Appeal: Article December 17, 2008

‘I went through this . . . to heal’

Marian Evans was awarded $215,000 plus legal costs for a 1979 attack in which she was detained and assaulted by a Toronto police officer.
Woman vows to fight for ‘what is right’ after police appeal ruling in officer’s sex attack

Dec 17, 2008 04:30 AM
Betsy Powell
COURTS BUREAU

Marian Evans says she had expected to lose and wind up “financially devastated” when she sued Toronto police for an assault committed by a former officer almost 30 years ago.
But she says it was never about money.

“I went through this process to get the truth … to heal basically,” she said yesterday, sitting in a midtown coffee shop.

“It was so important for me to figure out for my own good. I couldn’t move forward.”

Following a civil trial, Ontario Superior Court Justice Sandra Chapnik last month awarded Evans $215,000 plus legal costs, and said the Toronto Police Services Board should pay because it was “vicariously responsible.” John David Sproule, a former constable, was also ordered to pay $25,000 in punitive damages.

The court-ordered award is believed to be one of the largest against Toronto police. Evans’ lawyer, Susan Vella, hailed the ruling as “very important for women.”

Last Friday, the board filed a notice of appeal. Despite the setback, and the prospect of having to borrow even more money to pay her legal bills, Evans, 54, says she will continue to “fight for what is right.” That means refusing to accept any offers to settle, just as she has done since launching her lawsuit in 2002.

“I’m actually a stronger person than they think,” she said.

Chapnik, whom Evans praised as “a picture of class,” wrote in her Nov. 12 judgment that Evans “was subject to an admittedly outrageous and despicable sexual assault.”

In the morning hours of Jan. 7, 1979, Sproule, who was in uniform, stopped Evans, then 24, as she was driving alone on Danforth Ave. He detained her, drove her to a secluded area and tried to grab her breast and kiss her. She complained and he was charged with indecent assault. After pleading guilty, he was fined $1,000 and quit the force.

The incident was a closed book, something never discussed in the Scarborough home where she lived with her parents.

“I was left to deal with it on my own terms so the only way I could deal with it was to let it go as much as I could and it festered over the years.”

She went from someone who had grown up in a happy and “normal but strict environment” to living a chaotic life that saw her, for a period, living in rooming houses.

After years of blaming herself for what she describes as often erratic and irrational behaviour, she started to see a psychiatrist in 2001. With the benefit of counselling, she began to realize the impact the assault had on her life and, in 2002, she began legal proceedings. She was well aware she was long outside the four-year limitation period under the Limitations Act.

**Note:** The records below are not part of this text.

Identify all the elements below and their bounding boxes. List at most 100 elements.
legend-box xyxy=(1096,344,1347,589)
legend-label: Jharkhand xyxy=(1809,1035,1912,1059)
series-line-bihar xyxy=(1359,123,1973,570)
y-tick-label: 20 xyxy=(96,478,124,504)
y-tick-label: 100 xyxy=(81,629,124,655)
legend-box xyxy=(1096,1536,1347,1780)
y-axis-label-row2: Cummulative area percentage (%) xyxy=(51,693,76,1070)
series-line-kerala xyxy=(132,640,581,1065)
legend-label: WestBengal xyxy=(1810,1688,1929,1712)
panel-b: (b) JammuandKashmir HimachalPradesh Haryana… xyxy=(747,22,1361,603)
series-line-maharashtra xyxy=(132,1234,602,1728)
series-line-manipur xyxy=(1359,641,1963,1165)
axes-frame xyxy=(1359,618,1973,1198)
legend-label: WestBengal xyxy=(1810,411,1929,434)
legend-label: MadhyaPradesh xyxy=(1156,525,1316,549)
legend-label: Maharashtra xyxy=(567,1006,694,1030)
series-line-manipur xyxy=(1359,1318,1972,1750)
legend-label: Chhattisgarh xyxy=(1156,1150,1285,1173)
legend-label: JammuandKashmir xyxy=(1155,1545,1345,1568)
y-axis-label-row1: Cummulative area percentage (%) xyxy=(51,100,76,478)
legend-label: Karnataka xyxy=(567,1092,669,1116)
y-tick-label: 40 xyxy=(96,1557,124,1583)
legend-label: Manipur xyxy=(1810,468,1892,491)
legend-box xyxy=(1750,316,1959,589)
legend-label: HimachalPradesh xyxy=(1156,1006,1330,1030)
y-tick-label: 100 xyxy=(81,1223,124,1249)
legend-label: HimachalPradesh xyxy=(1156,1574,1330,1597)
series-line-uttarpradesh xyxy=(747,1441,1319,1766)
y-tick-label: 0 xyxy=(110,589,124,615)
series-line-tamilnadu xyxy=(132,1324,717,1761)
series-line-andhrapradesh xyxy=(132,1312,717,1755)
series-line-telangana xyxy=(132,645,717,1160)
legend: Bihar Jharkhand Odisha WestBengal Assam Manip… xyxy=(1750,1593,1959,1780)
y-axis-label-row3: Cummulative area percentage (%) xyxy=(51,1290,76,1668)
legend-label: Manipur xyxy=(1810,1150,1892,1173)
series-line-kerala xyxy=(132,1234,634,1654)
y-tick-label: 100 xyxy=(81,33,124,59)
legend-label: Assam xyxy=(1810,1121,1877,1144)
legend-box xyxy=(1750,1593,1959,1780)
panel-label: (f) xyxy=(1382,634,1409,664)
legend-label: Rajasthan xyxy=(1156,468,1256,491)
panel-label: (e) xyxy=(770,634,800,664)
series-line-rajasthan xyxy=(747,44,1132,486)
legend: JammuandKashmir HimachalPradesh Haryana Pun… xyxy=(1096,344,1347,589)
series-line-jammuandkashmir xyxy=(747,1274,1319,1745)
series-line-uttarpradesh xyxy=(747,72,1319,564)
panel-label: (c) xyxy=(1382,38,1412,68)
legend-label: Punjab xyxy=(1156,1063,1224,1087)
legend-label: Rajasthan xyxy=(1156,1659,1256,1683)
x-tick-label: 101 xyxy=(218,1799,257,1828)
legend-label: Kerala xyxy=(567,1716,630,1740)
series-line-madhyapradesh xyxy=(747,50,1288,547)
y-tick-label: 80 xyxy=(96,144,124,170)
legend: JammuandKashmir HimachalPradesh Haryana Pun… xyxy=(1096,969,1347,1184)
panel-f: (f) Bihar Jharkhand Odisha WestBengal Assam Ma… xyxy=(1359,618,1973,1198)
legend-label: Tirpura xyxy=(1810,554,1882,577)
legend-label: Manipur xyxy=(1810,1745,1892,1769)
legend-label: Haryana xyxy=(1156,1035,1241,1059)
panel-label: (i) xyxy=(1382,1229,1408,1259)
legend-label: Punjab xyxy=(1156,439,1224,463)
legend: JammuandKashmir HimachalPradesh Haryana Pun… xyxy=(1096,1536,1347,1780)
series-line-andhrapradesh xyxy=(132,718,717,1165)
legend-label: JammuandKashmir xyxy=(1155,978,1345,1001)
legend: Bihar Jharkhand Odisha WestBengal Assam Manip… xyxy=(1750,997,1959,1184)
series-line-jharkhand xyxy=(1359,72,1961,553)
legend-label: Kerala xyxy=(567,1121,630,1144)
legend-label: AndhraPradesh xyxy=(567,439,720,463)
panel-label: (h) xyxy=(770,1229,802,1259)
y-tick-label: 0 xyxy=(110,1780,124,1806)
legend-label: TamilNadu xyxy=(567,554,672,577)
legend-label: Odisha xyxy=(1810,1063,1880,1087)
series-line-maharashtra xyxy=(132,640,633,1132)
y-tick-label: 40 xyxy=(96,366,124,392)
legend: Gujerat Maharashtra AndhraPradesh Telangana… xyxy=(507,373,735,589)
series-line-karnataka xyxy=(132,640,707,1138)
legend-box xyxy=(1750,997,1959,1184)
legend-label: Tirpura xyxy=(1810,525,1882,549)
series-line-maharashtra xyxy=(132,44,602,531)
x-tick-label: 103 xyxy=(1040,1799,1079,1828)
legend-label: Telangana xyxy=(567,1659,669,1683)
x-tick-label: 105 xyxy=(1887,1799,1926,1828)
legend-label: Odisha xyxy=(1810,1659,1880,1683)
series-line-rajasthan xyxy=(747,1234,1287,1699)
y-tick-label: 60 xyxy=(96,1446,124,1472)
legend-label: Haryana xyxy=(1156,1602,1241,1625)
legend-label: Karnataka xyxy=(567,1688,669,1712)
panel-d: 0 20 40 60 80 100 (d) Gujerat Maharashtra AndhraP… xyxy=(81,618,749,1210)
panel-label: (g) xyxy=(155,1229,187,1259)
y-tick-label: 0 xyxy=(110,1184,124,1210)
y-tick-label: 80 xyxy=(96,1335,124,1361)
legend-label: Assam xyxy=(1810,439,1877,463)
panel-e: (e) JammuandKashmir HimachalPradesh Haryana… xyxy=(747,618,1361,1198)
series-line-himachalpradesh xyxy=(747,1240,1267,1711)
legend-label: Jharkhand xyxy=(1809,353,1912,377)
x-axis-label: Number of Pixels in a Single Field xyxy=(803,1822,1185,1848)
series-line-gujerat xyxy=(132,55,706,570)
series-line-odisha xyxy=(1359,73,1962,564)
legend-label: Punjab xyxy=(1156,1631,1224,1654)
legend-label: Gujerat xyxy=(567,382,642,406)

“It was understood, but the fight was more important to me than being concerned about that.”

The board, in its notice of appeal, is asking the Ontario Court of Appeal to set aside the trial decision and dismiss the claim because it was initiated 23 years after the assault took place. The notice also states the judge “erred in the application of the law regarding vicarious liability as it related to the Toronto Police Services Board.”

A mediation session in 2003 was the first time she had seen Sproule since 1979. He lives in Northern Ontario and did not appear at the trial.

“I could not look at that man’s face,” she said, covering her own face with her hand. Nor was she able to speak when asked to state her name. “I didn’t want anything to do with this man. I didn’t want him to hear my voice … So I was quite pleased when he didn’t show up at trial.”

Evans is trying to “rebuild her life.” She works freelance in the book publishing industry and is writing her memoirs.

“It’s been a very, very long time for me and slowly coming together but it’s really hard,” she says tearily. She says she still gets frightened when she sees police cars.

Her 23-year-old son Adam has been the “angel” on her shoulder. She started to cry yesterday recalling how, after the judge’s ruling, he hugged her and told her he was proud of what she had done.

“I’m willing to go through this, I’m very willing to go through this,” she said.

“I can’t run – I have to face it. The only thing that matters to me is my son. As long as he’s all right I can get by, I’m happy.”